America Is ‘War on Women’ Weary : A Favorite Democratic Tactic Loses Traction with Voters. Kim Strassel

http://online.wsj.com/articles/kim-strassel-america-is-war-on-women-weary-1412900814

Colorado Sen. Mark Udall has been called a lot of things, but the nickname highlighted during his Tuesday debate with Republican Cory Gardner deserves some meditation. “Mr. Udall,” said the female debate moderator, “your campaign has been so focused on women’s issues that you’ve been dubbed ‘Mark Uterus’ . . . Have you gone too far?”

Don’t tell Harry Reid , but the “war on women” theme is losing political altitude. Don’t tell the entire Democratic Party, in fact, which this year chose to elevate this attack—that Republicans are hostile to women—to the top of its political strategy. Mr. Reid spent most of the past year holding Senate show votes (on “equal” pay or the Violence Against Women Act) designed to give his candidates further political ammunition. Democrats by some estimates have already devoted as much as 60% of their $120 million in midterm TV advertising to the “war on women”—claiming Republican candidates are anti-birth-control, anti-women’s-health, anti-reproductive rights, anti-equal pay. Even Republicans at the height of anti-ObamaCare fervor were never so monomaniacal.

When a party throws $70 million at an issue, it will move the voter dial. Yet what’s remarkable is how little that dial is moving for Democrats compared with past elections. In Colorado, where Mr. Udall and his allies have beaten the “war on women” drum harder than any campaign, the most recent poll, from Quinnipiac, shows Mr. Gardner down by only three points among women. Colorado Republican Ken Buck, who failed in a Senate bid in 2010, lost women by 17 points.

New Fox News state polls show the same everywhere. Alaska Republican Senate candidate Dan Sullivan is losing women by five points. In Kentucky, GOP Sen. Mitch McConnell is down among women voters by two points—and he’s running against a Democratic woman. Republican Tom Cotton in Arkansas is outright tied among women against Democratic Sen. Mark Pryor.

Credit for these tight margins goes partly to the GOP, which after too many thrashings finally came into an election with a counter-strategy. The National Republican Senatorial Committee put a new premium on picking nominees talented enough to avoid saying stupid stuff. This was no small task, given the media’s obsessive focus in interviews and debates on social issues, and thus the endless potential for Republican error. Less than a month from Election Day, the GOP has yet to suffer a Todd Akin moment.

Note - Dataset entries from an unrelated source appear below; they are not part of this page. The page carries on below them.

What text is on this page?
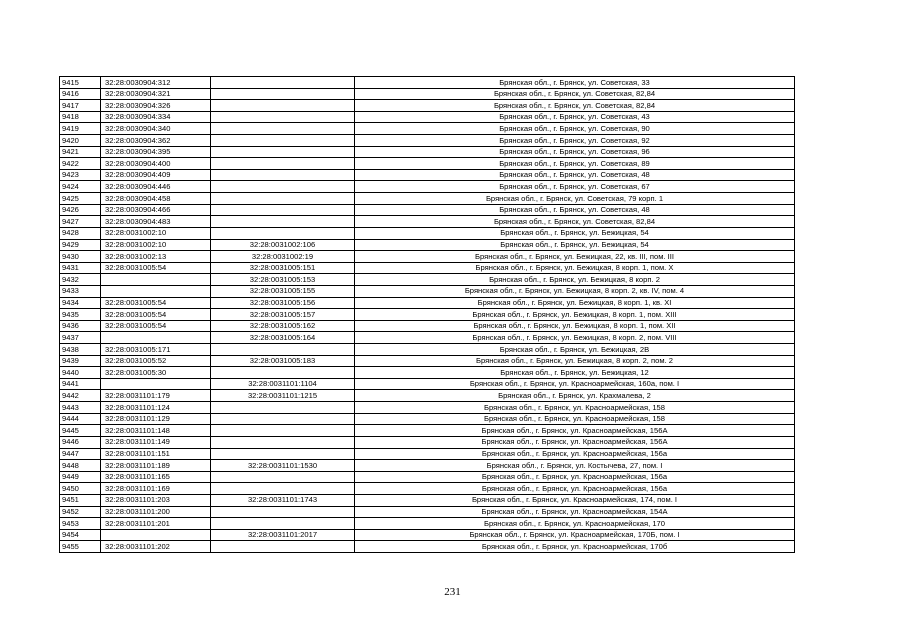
9415	32:28:0030904:312		Брянская обл., г. Брянск, ул. Советская, 33
9416	32:28:0030904:321		Брянская обл., г. Брянск, ул. Советская, 82,84
9417	32:28:0030904:326		Брянская обл., г. Брянск, ул. Советская, 82,84
9418	32:28:0030904:334		Брянская обл., г. Брянск, ул. Советская, 43
9419	32:28:0030904:340		Брянская обл., г. Брянск, ул. Советская, 90
9420	32:28:0030904:362		Брянская обл., г. Брянск, ул. Советская, 92
9421	32:28:0030904:395		Брянская обл., г. Брянск, ул. Советская, 96
9422	32:28:0030904:400		Брянская обл., г. Брянск, ул. Советская, 89
9423	32:28:0030904:409		Брянская обл., г. Брянск, ул. Советская, 48
9424	32:28:0030904:446		Брянская обл., г. Брянск, ул. Советская, 67
9425	32:28:0030904:458		Брянская обл., г. Брянск, ул. Советская, 79 корп. 1
9426	32:28:0030904:466		Брянская обл., г. Брянск, ул. Советская, 48
9427	32:28:0030904:483		Брянская обл., г. Брянск, ул. Советская, 82,84
9428	32:28:0031002:10		Брянская обл., г. Брянск, ул. Бежицкая, 54
9429	32:28:0031002:10	32:28:0031002:106	Брянская обл., г. Брянск, ул. Бежицкая, 54
9430	32:28:0031002:13	32:28:0031002:19	Брянская обл., г. Брянск, ул. Бежицкая, 22, кв. III, пом. III
9431	32:28:0031005:54	32:28:0031005:151	Брянская обл., г. Брянск, ул. Бежицкая, 8 корп. 1, пом. X
9432		32:28:0031005:153	Брянская обл., г. Брянск, ул. Бежицкая, 8 корп. 2
9433		32:28:0031005:155	Брянская обл., г. Брянск, ул. Бежицкая, 8 корп. 2, кв. IV, пом. 4
9434	32:28:0031005:54	32:28:0031005:156	Брянская обл., г. Брянск, ул. Бежицкая, 8 корп. 1, кв. XI
9435	32:28:0031005:54	32:28:0031005:157	Брянская обл., г. Брянск, ул. Бежицкая, 8 корп. 1, пом. XIII
9436	32:28:0031005:54	32:28:0031005:162	Брянская обл., г. Брянск, ул. Бежицкая, 8 корп. 1, пом. XII
9437		32:28:0031005:164	Брянская обл., г. Брянск, ул. Бежицкая, 8 корп. 2, пом. VIII
9438	32:28:0031005:171		Брянская обл., г. Брянск, ул. Бежицкая, 2В
9439	32:28:0031005:52	32:28:0031005:183	Брянская обл., г. Брянск, ул. Бежицкая, 8 корп. 2, пом. 2
9440	32:28:0031005:30		Брянская обл., г. Брянск, ул. Бежицкая, 12
9441		32:28:0031101:1104	Брянская обл., г. Брянск, ул. Красноармейская, 160а, пом. I
9442	32:28:0031101:179	32:28:0031101:1215	Брянская обл., г. Брянск, ул. Крахмалева, 2
9443	32:28:0031101:124		Брянская обл., г. Брянск, ул. Красноармейская, 158
9444	32:28:0031101:129		Брянская обл., г. Брянск, ул. Красноармейская, 158
9445	32:28:0031101:148		Брянская обл., г. Брянск, ул. Красноармейская, 156А
9446	32:28:0031101:149		Брянская обл., г. Брянск, ул. Красноармейская, 156А
9447	32:28:0031101:151		Брянская обл., г. Брянск, ул. Красноармейская, 156а
9448	32:28:0031101:189	32:28:0031101:1530	Брянская обл., г. Брянск, ул. Костычева, 27, пом. I
9449	32:28:0031101:165		Брянская обл., г. Брянск, ул. Красноармейская, 156а
9450	32:28:0031101:169		Брянская обл., г. Брянск, ул. Красноармейская, 156а
9451	32:28:0031101:203	32:28:0031101:1743	Брянская обл., г. Брянск, ул. Красноармейская, 174, пом. I
9452	32:28:0031101:200		Брянская обл., г. Брянск, ул. Красноармейская, 154А
9453	32:28:0031101:201		Брянская обл., г. Брянск, ул. Красноармейская, 170
9454		32:28:0031101:2017	Брянская обл., г. Брянск, ул. Красноармейская, 170Б, пом. I
9455	32:28:0031101:202		Брянская обл., г. Брянск, ул. Красноармейская, 170б
231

Republican candidates have also gone on offense. Mr. Gardner (as well as a half-dozen other GOP Senate candidates) flummoxed the left with his support for over-the-counter birth control. The position has helped inoculate him from Democratic assaults. Republicans still could—and should—do more to highlight Democratic extremism on social issues. Mr. Udall, for instance, recently refused to say he was opposed to sex-selective abortions, meaning he’s apparently not against terminating girl babies solely because they are girls. War on women?

Mr. Udall’s race offers another insight into the Democrats’ diminishing war-on-women returns. Women are open to a bit of fear-mongering about Republicans, but they are less sure about a Democrat who can’t talk about anything else. A September Quinnipiac poll in Colorado asked voters to rank their top issues. About 77% of women polled listed one of the following as their top voting issue: the economy, health care, immigration, energy. About 16% said their big issue was abortion. Mr. Udall had likely locked up that 16% before he even started campaigning. Who has he been talking to since?

Not men. Polls show they are judging this Obama presidency far more harshly than women—on the economy, on health care, on foreign affairs—but have heard little from Democratic candidates to change their minds. That latest Quinnipiac poll in Colorado has Mr. Gardner winning men by 19 points. The Fox polls have Alaska’s Mr. Sullivan up among men by 14 points, Arkansas’s Mr. Cotton up by 15 and Mr. McConnell in Kentucky up 11. Note to media: Republicans don’t have near as big a woman problem as Democrats have a man problem.

As for that GOP problem, it is more complex than Democrats would concede. A late-August generic battleground poll from George Washington University had Republicans winning married women by 16 points; white, married women by 23 points. They were losing white, single women (most susceptible to the Democratic theme) by just two points.

The GOP’s overall woman deficit is caused primarily by minority women—losing by 85 points among black women and 57 points among Hispanic women. The GOP’s task in changing those numbers likely has far less to do with reproductive rights as it does immigration reform and outreach.

Democrats are too invested in this strategy to let up now. But if they lose the Senate in November, it will be in part because voters—men and women alike—expect more from a party than gender pandering.